Charithra Malika History Museum, Kerala.
Ranjithsiji, CC BY-SA 4.0 https://creativecommons.org/licenses/by-sa/4.0, via Wikimedia Commons

In the hot and wet climate of the Kerala coast, we find a vernacular wooden architecture that both imported and exported design ideas.  Ocean trade brought Christians, Muslims, Jews, and Hindus together in perfecting a house design that features a light weight, one-storey, steep-roofed, timber-framed building in a compound with a central courtyard.  Curved ridge beams and open gablets encourage air circulation. The lower part of the roof is less steep than the upper and designed to cover an open porch, the verandah (a name given by the Portuguese colonists). Foundations are a combination of stone and burnt brick. Floors, for the wealthier, are of stone and tile. The wooden frame is mostly of teakwood with some palm, jackfruit, and thatch.  Wood carving is popular, especially in public buildings, such as mosques, temples, churches, and the houses of the well-to-do.  Expensive decoration takes the form of coffered ceilings and wooden Jali screens that enclose the verandahs, windows, roof vents, and form partition walls.  The use of such latticework keeps the Kerala house private yet well ventilated and adequately lit.

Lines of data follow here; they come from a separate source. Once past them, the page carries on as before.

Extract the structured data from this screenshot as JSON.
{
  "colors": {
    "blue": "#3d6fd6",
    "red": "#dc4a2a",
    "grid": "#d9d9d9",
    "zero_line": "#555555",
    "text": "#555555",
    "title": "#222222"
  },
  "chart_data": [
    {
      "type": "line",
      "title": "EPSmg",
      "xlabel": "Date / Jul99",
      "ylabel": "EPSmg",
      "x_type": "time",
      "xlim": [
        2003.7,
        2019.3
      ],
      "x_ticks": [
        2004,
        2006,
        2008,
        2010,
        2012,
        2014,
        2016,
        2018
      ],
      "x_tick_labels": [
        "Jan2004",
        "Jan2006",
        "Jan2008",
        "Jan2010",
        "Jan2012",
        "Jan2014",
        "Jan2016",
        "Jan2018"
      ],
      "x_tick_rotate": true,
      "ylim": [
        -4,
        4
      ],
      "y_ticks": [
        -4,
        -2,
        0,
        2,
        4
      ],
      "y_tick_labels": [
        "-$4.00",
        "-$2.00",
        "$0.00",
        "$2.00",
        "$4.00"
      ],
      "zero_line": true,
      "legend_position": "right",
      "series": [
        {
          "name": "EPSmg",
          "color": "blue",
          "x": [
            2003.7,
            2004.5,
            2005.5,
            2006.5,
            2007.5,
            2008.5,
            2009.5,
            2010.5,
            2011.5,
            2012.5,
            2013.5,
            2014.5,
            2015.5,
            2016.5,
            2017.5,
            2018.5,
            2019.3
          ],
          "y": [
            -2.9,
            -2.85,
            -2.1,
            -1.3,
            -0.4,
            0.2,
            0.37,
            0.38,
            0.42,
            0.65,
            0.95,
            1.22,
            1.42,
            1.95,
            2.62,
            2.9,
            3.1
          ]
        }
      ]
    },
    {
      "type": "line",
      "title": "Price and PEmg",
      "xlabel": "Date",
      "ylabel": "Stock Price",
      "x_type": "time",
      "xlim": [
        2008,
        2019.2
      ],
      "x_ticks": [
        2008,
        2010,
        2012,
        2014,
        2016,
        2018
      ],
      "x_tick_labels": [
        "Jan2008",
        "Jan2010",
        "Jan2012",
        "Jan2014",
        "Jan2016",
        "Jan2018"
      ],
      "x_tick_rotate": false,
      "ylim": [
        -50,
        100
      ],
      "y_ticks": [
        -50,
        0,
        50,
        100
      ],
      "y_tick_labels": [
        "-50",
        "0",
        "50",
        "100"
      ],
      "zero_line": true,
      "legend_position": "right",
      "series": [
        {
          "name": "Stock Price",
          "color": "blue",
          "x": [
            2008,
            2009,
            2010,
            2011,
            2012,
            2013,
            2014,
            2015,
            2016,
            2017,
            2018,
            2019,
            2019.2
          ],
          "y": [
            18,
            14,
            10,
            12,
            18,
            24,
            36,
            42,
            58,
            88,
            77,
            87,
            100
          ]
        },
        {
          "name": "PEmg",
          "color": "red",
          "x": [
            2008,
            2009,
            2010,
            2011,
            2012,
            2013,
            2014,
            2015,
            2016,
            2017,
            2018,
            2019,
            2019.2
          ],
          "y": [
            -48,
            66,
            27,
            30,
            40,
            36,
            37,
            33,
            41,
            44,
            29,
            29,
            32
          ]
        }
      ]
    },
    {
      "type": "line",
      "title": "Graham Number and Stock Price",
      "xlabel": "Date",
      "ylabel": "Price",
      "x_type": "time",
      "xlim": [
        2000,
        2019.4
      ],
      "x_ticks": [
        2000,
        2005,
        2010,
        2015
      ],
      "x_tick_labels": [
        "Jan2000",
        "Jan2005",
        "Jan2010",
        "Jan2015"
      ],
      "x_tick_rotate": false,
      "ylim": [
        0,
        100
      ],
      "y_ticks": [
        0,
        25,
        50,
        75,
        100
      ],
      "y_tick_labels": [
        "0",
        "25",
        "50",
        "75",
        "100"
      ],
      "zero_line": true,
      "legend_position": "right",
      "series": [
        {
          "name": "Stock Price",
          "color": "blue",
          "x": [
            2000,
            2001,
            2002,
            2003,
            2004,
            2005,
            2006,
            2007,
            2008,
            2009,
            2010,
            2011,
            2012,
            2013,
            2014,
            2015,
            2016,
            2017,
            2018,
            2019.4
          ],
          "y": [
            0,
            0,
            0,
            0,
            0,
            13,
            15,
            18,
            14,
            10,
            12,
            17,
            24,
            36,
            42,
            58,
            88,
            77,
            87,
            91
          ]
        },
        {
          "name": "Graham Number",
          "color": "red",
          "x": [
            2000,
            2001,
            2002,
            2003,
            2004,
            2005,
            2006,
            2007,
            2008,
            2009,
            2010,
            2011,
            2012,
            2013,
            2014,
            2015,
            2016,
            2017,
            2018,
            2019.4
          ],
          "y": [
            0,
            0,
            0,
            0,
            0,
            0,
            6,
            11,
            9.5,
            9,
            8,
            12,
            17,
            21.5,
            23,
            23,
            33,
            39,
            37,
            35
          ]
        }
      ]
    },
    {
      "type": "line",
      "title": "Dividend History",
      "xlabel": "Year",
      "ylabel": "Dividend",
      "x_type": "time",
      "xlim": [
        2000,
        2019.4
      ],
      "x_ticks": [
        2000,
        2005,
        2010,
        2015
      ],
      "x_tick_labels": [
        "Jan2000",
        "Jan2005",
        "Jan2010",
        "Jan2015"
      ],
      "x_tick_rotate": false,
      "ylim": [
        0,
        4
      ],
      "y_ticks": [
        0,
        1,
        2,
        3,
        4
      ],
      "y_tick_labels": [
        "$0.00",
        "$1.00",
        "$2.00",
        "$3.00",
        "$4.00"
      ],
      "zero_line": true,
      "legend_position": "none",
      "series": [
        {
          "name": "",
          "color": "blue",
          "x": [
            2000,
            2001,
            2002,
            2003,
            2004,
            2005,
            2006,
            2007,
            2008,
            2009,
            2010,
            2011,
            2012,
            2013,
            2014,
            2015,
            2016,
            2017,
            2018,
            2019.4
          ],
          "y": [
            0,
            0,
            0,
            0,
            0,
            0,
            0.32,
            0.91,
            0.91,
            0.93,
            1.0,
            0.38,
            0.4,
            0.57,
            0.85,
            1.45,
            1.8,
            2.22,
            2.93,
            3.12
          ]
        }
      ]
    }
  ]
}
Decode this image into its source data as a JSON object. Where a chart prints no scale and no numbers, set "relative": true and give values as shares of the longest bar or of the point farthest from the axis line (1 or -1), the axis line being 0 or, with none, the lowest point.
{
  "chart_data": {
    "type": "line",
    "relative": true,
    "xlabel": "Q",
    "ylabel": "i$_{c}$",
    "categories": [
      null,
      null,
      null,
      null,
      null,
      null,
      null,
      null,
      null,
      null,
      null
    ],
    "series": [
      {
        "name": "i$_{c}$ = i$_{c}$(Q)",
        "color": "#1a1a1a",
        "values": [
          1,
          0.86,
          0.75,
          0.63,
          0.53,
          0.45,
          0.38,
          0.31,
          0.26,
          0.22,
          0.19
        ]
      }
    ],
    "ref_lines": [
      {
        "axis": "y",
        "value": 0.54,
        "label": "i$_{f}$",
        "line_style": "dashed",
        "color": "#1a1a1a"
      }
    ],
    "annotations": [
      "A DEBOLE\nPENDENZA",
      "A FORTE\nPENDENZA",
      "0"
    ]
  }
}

Bungalow. https://obermann.uiowa.edu/sites/obermann.uiowa.edu/files/styles/no_crop__768w/public/2021-06/Indian%2520Bungalow.jpg?itok=M80VqWQK

The British colonial administration adopted this type of building for their offices, schools, and homes.  The name ‘bungalow’, in fact, comes from Bengal, on the east coast of India, home of a similar design which also featured the verandah.  Europeans, with their nuclear families, preferred a single-family house rather than the compound of buildings meant for the extended Indian family.  Consequently, the European bungalow was larger, with an extensive verandah on multiple sides. In the bungalow, the private courtyard becomes the semi-public veranda.